1. Python is easy :)#
This is a very short intro to Python. We will use Python and Jupyter notebooks for all our analyses.
from IPython.display import Image
Image(url="http://imgs.xkcd.com/comics/python.png")
Many more resources are available on the Web
Here, I list two good references:
In the following, the content of this notebook will mainly follow the lectures by Robert Johansson.
1.1. Install#
The easiest way to install Python and the Jupyter notebook is through the Anaconda distribution for every OS.
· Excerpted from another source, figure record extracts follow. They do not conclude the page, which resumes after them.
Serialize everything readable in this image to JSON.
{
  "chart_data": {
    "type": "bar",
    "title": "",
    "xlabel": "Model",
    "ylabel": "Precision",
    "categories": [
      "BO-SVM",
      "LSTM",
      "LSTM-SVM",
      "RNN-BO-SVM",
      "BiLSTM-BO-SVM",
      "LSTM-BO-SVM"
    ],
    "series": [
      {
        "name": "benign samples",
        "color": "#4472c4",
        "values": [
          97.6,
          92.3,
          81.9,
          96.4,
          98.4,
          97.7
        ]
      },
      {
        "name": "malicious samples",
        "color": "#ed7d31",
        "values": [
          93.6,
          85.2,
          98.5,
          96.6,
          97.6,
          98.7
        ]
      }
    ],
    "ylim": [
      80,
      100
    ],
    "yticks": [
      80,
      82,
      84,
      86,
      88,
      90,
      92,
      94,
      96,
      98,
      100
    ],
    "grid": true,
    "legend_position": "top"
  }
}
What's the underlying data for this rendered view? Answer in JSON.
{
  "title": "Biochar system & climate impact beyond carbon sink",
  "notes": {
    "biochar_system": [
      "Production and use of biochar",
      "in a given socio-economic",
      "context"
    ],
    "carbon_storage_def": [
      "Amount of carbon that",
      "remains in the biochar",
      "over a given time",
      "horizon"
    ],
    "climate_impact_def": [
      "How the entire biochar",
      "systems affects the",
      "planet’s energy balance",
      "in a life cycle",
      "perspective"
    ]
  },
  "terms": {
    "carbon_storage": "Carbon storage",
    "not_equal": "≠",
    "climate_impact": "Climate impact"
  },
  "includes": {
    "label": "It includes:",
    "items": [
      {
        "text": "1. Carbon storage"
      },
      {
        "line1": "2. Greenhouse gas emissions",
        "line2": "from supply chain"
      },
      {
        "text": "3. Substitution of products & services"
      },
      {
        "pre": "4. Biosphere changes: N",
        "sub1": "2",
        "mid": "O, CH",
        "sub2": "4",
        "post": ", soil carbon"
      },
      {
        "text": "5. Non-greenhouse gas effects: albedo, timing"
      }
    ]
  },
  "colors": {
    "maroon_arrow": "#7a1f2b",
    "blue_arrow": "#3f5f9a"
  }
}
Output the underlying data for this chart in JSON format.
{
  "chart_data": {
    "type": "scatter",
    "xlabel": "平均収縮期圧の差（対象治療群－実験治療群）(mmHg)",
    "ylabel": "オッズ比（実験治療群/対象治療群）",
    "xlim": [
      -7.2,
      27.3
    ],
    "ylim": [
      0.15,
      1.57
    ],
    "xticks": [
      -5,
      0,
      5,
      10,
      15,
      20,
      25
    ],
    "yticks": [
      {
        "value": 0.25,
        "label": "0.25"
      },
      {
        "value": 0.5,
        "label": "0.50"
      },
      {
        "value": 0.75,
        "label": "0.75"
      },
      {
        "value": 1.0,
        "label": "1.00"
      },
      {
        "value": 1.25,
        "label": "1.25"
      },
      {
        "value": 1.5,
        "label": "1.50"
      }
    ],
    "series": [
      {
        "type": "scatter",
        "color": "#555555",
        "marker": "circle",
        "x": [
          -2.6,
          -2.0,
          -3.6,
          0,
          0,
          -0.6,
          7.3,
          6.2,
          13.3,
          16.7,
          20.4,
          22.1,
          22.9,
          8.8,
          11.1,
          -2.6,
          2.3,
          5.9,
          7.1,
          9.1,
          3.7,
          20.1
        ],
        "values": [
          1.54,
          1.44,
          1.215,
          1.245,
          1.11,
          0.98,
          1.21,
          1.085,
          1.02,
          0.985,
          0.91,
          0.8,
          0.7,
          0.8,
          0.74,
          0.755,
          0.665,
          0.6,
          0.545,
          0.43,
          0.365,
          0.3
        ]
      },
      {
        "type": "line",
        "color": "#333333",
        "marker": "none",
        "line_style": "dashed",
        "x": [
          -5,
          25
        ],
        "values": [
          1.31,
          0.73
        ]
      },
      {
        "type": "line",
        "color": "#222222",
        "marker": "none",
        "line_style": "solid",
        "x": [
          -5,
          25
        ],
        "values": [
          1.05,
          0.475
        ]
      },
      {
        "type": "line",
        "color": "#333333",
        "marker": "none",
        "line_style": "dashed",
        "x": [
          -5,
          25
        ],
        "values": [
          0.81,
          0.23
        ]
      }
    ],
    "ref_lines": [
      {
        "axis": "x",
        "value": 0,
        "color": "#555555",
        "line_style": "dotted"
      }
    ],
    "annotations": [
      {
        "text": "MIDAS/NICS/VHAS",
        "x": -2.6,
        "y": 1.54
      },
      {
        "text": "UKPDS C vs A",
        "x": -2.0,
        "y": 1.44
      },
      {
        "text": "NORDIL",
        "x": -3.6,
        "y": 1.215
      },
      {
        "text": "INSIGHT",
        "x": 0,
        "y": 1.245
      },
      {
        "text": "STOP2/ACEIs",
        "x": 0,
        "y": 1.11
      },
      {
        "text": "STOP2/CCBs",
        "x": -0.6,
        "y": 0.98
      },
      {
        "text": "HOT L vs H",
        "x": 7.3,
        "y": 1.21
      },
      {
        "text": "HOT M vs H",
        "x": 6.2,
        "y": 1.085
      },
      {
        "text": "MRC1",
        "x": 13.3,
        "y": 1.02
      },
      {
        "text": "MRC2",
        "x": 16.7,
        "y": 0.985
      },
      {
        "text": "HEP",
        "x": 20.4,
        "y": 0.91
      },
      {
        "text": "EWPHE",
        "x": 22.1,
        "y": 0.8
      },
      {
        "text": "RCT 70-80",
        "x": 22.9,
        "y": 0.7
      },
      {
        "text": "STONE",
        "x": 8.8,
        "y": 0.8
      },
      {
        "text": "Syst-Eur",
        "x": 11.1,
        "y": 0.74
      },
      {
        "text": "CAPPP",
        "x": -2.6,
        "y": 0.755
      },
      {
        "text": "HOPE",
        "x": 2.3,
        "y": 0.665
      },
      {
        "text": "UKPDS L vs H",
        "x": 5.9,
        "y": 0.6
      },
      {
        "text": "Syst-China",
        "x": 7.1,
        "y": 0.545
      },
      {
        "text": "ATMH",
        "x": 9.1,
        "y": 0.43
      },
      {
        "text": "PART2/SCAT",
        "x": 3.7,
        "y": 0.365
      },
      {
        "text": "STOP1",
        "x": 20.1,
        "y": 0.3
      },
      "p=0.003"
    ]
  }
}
The official documentation of the Jupyter project and how to install it can be found here
More info here.
1.2. Basic concepts#
Run a code cell using Shift-Enter or pressing the “Play” button in the toolbar above:
ls ./
data.csv nb02_data_import_and_networks.ipynb
nb01_Python_Jupyter_notebook.ipynb
Code is run in a separate process called the IPython Kernel. The Kernel can be interrupted or restarted.
1.2.1. Modules#
Most of the functionality in Python is provided by modules. The Python Standard Library is a large collection of modules that provides cross-platform implementations of common facilities such as access to the operating system, file I/O, string management, network communication, and much more.
import math
x = math.cos(2 * math.pi)
print(x)
1.0
Or assign a module to a different symbol
import math as mth
x = mth.cos(2 * mth.pi)
print(x)
1.0
We can also import only some symbols in the namespace
from math import cos, pi
x = cos(2 * pi)
print(x)
1.0
help(math)
Help on module math:
NAME
math
MODULE REFERENCE
https://docs.python.org/3.9/library/math
The following documentation is automatically generated from the Python
source files. It may be incomplete, incorrect or include features that
are considered implementation detail and may vary between Python
implementations. When in doubt, consult the module reference at the
location listed above.
DESCRIPTION
This module provides access to the mathematical functions
defined by the C standard.
FUNCTIONS
acos(x, /)
Return the arc cosine (measured in radians) of x.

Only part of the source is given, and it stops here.